Ad Hominem Codespeak As Substitute For Meaningful DialogueMichel Foucault, who published his magnum opus Madness and Civilization in 1960, is one of the unheralded architects of the restrictions on free speech which have come to be known in popular lexicon as "politically correct". Foucault argued the language is a tool of oppression and violence because it is a way of imposing our own point of view upon others. Another French philosopher, Jacques Derrida, wrote in his 1976 book Of Grammatology, that the author's intent in writing something was ultimately unknowable, then the reader is free to give whatever meaning he wishes to the text. This concept, known as literary deconstruction, also has a profound impact on modern thinking (and got me my easiest "A" ever at Ohio State when I took a literature class - I could make up whatever I liked and not be wrong).
One consequence, particularly of literary deconstruction, is intellectual laziness. There is now a tendency among the "chattering classes" to find one or two tortured comparisons to figures of deservedly universal contempt, like Hitler, and then apply them to whoever we disagree with. This is what passes for deep analysis nowadays, but is nothing of the sort. In my adult life, I have heard the term "Hitler" applied to just about every prominent Republican coming down the pike. The word has been watered down to the point where it has lost all meaning. Like the boy in the classic children's morality tale, crying wolf falsely too much has caused the villagers to stop running with pitchforks and axes at the cry.
Case in point is Donald Trump. Love him or loathe him, he needs to be taken on his own terms and not dismissed with a simple perjorative. Robert Kagan, a scholar at the Brookings Institute, recently wrote a paper whose thesis was based upon Donald Trump being a gateway drug into full blown fascism in the United States. It is not surprising, given the stated philosophy of Brookings, that Donald Trump would be anathema. While it is true the Institute was supportive of some of George W. Bush's foreign policies (some say overly so), it generally takes positions on public policy to the center left. One of its goals is to foster more open and cooperative foreign policy, and Trump would seem to run afoul of that.
Mark tweeted an article the other day from the New York Times which illustrates how simplistic this approach has become. The article points out some things that need to be said. First, it points out that often facile allusions and provocative code words are used as a substitute for real analysis. It then gives examples of how these metaphors break down. For example, the article points out "... fascists believe in strong state control not get-government-off-your-back individualism and deregulation". This is a critical point, because without the power of an oppressive state, you can't have fascism. Trump's stated policy of shrinking the power and reach of government of government into people's lives actually acts to diffuse fascism. So when Kagan makes the case that Trump has sold a message that he exists to solve all of people's problems, he is dead wrong. Trump instead has vowed to put America first in his decision making processes. This is offensive to some, but seems to be the proper of a government designed to preserve and protect the United States.

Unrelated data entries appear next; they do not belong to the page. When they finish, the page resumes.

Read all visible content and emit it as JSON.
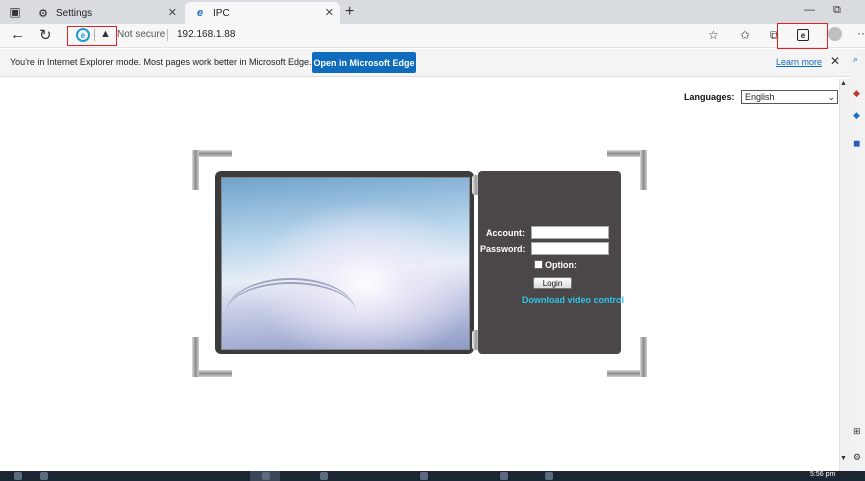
{
  "tabs": [
    {
      "title": "Settings",
      "icon": "gear-icon",
      "active": false
    },
    {
      "title": "IPC",
      "icon": "ie-icon",
      "active": true
    }
  ],
  "address_bar": {
    "security_text": "Not secure",
    "url": "192.168.1.88"
  },
  "infobar": {
    "message": "You're in Internet Explorer mode. Most pages work better in Microsoft Edge.",
    "open_button": "Open in Microsoft Edge",
    "learn_more": "Learn more"
  },
  "page": {
    "languages_label": "Languages:",
    "language_selected": "English",
    "account_label": "Account:",
    "password_label": "Password:",
    "option_label": "Option:",
    "login_button": "Login",
    "download_link": "Download video control"
  },
  "taskbar": {
    "clock": "5:56 pm"
  },
  "colors": {
    "edge_blue": "#0f6cbd",
    "highlight_red": "#e01f1f",
    "link_cyan": "#2ec4e6",
    "login_panel": "#4b4748"
  }
}
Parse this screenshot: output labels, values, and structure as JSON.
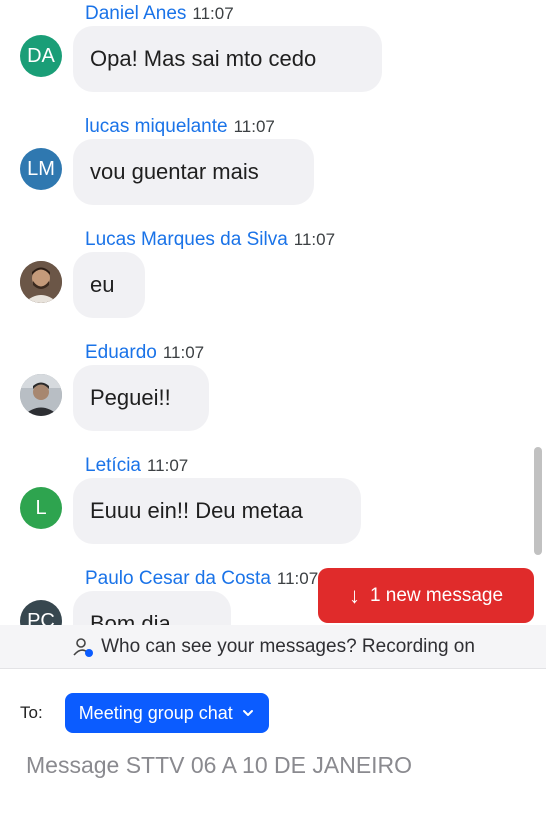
{
  "messages": [
    {
      "sender": "Daniel Anes",
      "time": "11:07",
      "text": "Opa! Mas sai mto cedo",
      "avatar": {
        "type": "initials",
        "initials": "DA",
        "color": "#1a9e77"
      }
    },
    {
      "sender": "lucas miquelante",
      "time": "11:07",
      "text": "vou guentar mais",
      "avatar": {
        "type": "initials",
        "initials": "LM",
        "color": "#2f78b0"
      }
    },
    {
      "sender": "Lucas Marques da Silva",
      "time": "11:07",
      "text": "eu",
      "avatar": {
        "type": "photo"
      }
    },
    {
      "sender": "Eduardo",
      "time": "11:07",
      "text": "Peguei!!",
      "avatar": {
        "type": "photo"
      }
    },
    {
      "sender": "Letícia",
      "time": "11:07",
      "text": "Euuu ein!! Deu metaa",
      "avatar": {
        "type": "initials",
        "initials": "L",
        "color": "#2ea44f"
      }
    },
    {
      "sender": "Paulo Cesar da Costa",
      "time": "11:07",
      "text": "Bom dia",
      "avatar": {
        "type": "initials",
        "initials": "PC",
        "color": "#37474f"
      }
    }
  ],
  "new_message_button": {
    "label": "1 new message",
    "icon": "arrow-down-icon"
  },
  "privacy_notice": {
    "text": "Who can see your messages? Recording on",
    "icon": "person-lock-icon"
  },
  "recipient": {
    "label": "To:",
    "selected": "Meeting group chat"
  },
  "compose": {
    "placeholder": "Message STTV 06 A 10 DE JANEIRO"
  },
  "colors": {
    "link": "#1a73e8",
    "bubble": "#f1f1f4",
    "alert": "#e02b2b",
    "primary": "#0b5cff"
  }
}
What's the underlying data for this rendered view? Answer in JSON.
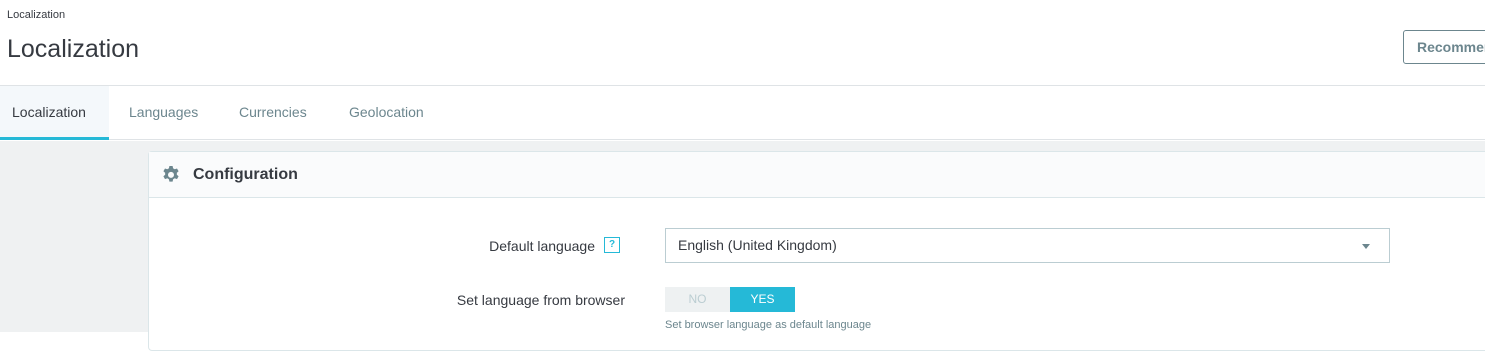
{
  "header": {
    "breadcrumb": "Localization",
    "title": "Localization",
    "recommended_button": "Recommended Modules"
  },
  "tabs": [
    {
      "label": "Localization",
      "active": true
    },
    {
      "label": "Languages",
      "active": false
    },
    {
      "label": "Currencies",
      "active": false
    },
    {
      "label": "Geolocation",
      "active": false
    }
  ],
  "panel": {
    "icon": "gear-icon",
    "title": "Configuration",
    "fields": {
      "default_language": {
        "label": "Default language",
        "help_icon": "?",
        "value": "English (United Kingdom)"
      },
      "language_from_browser": {
        "label": "Set language from browser",
        "no_label": "NO",
        "yes_label": "YES",
        "selected": "YES",
        "help": "Set browser language as default language"
      }
    }
  },
  "colors": {
    "accent": "#25b9d7",
    "text": "#363a41",
    "muted": "#6c868e",
    "background": "#eff1f2"
  }
}
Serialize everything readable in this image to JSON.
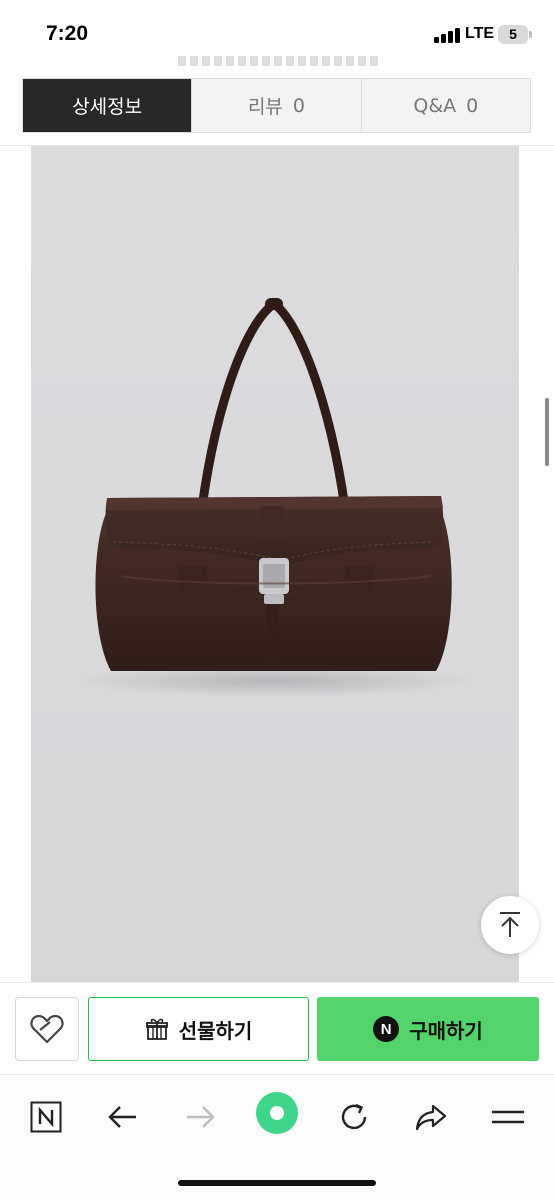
{
  "status_bar": {
    "time": "7:20",
    "network": "LTE",
    "battery": "5"
  },
  "tabs": [
    {
      "label": "상세정보",
      "count": ""
    },
    {
      "label": "리뷰",
      "count": "0"
    },
    {
      "label": "Q&A",
      "count": "0"
    }
  ],
  "product_image": {
    "subject": "dark brown leather shoulder bag"
  },
  "scroll_top": {
    "icon": "arrow-up-to-line-icon"
  },
  "buy_bar": {
    "wish_icon": "heart-icon",
    "gift_label": "선물하기",
    "gift_icon": "gift-icon",
    "buy_label": "구매하기",
    "buy_badge": "N",
    "accent": "#53d36b",
    "gift_border": "#19c251"
  },
  "browser_toolbar": {
    "items": [
      "naver-home-icon",
      "back-icon",
      "forward-icon",
      "green-dot-icon",
      "reload-icon",
      "share-icon",
      "menu-icon"
    ],
    "accent": "#3fd58a"
  }
}
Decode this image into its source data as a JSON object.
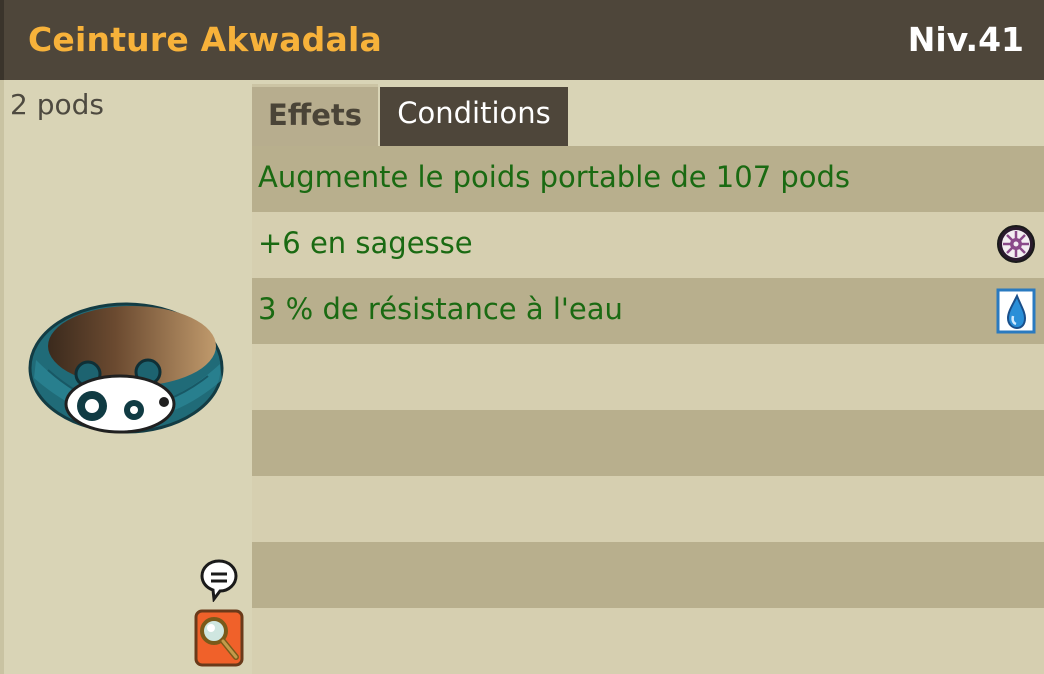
{
  "item": {
    "name": "Ceinture Akwadala",
    "level": "Niv.41",
    "weight": "2 pods"
  },
  "tabs": {
    "effects": "Effets",
    "conditions": "Conditions",
    "active": "effects"
  },
  "effects": [
    {
      "text": "Augmente le poids portable de 107 pods",
      "icon": null
    },
    {
      "text": "+6 en sagesse",
      "icon": "wisdom-icon"
    },
    {
      "text": "3 % de résistance à l'eau",
      "icon": "water-icon"
    },
    {
      "text": "",
      "icon": null
    },
    {
      "text": "",
      "icon": null
    },
    {
      "text": "",
      "icon": null
    },
    {
      "text": "",
      "icon": null
    },
    {
      "text": "",
      "icon": null
    }
  ],
  "colors": {
    "title": "#f7b23a",
    "header_bg": "#4e463a",
    "effect_text": "#1a6a12",
    "panel_bg": "#d9d4b6"
  }
}
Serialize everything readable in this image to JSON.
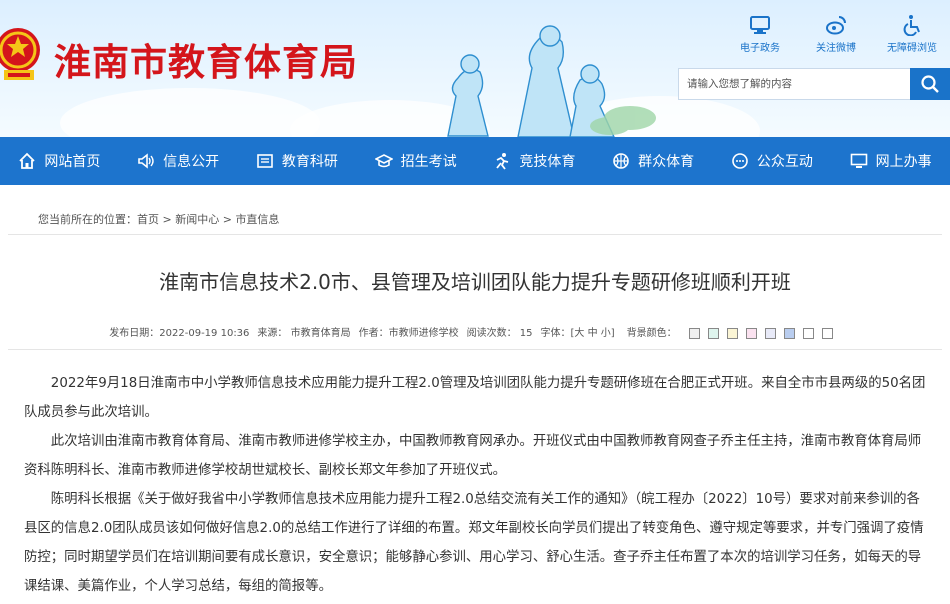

In terms of government being the answer to all needs, this is properly the province of the progressive left. Listen to Bernie Sanders or Hillary Clinton and what you get is John Kennedy's "ask not what your country can do for you, but what you can do for your country" turned on its head. Everything is promised: "free" healthcare, education, childcare, housing, and food paid for by the pitiless bourgeosie 1%, who "need to pay their fair share". This is the real danger to democracy, in my opinion. Once people recognize they can vote into power a genie in a bottle who will tend to their material needs at someone else's expense, then kiss freedom goodbye.
In closing here is a quote to ponder:
We don’t have to stop any of the processes of our lives because we are rearranging the structures in which we conduct those processes. What we have to undertake is to systematize the foundations of the house, then to thread all the old parts of the structure with the steel which will be laced together in modern fashion, accommodated to all the modern knowledge of structural strength and elasticity, and then slowly change the partitions, relay the walls, let in the light through new apertures, improve the ventilation; until finally, a generation or two from now, the scaffolding will be taken away, and there will be the family in a great building whose noble architecture will at last be disclosed, where men can live as a single community, co-operative as in a perfected, co-ordinated beehive, not afraid of any storm of nature, not afraid of any artificial storm, any imitation of thunder and lightning, knowing that the foundations go down to the bedrock of principle, and knowing that whenever they please they can change that plan again and accommodate it as they please to the altering necessities of their lives.
If you guessed Mussolini you are wrong. The quote is actually from Woodrow Wilson's famous 1912 campaign speech "What Is Progress", which contains the seminal ideas of the modern progressive movement. If I was to envision natural models of fascism, then the bee colony and anthill would certainly come to mind. So I shudder when I think how many people nowadays think a beehive is a great place to live.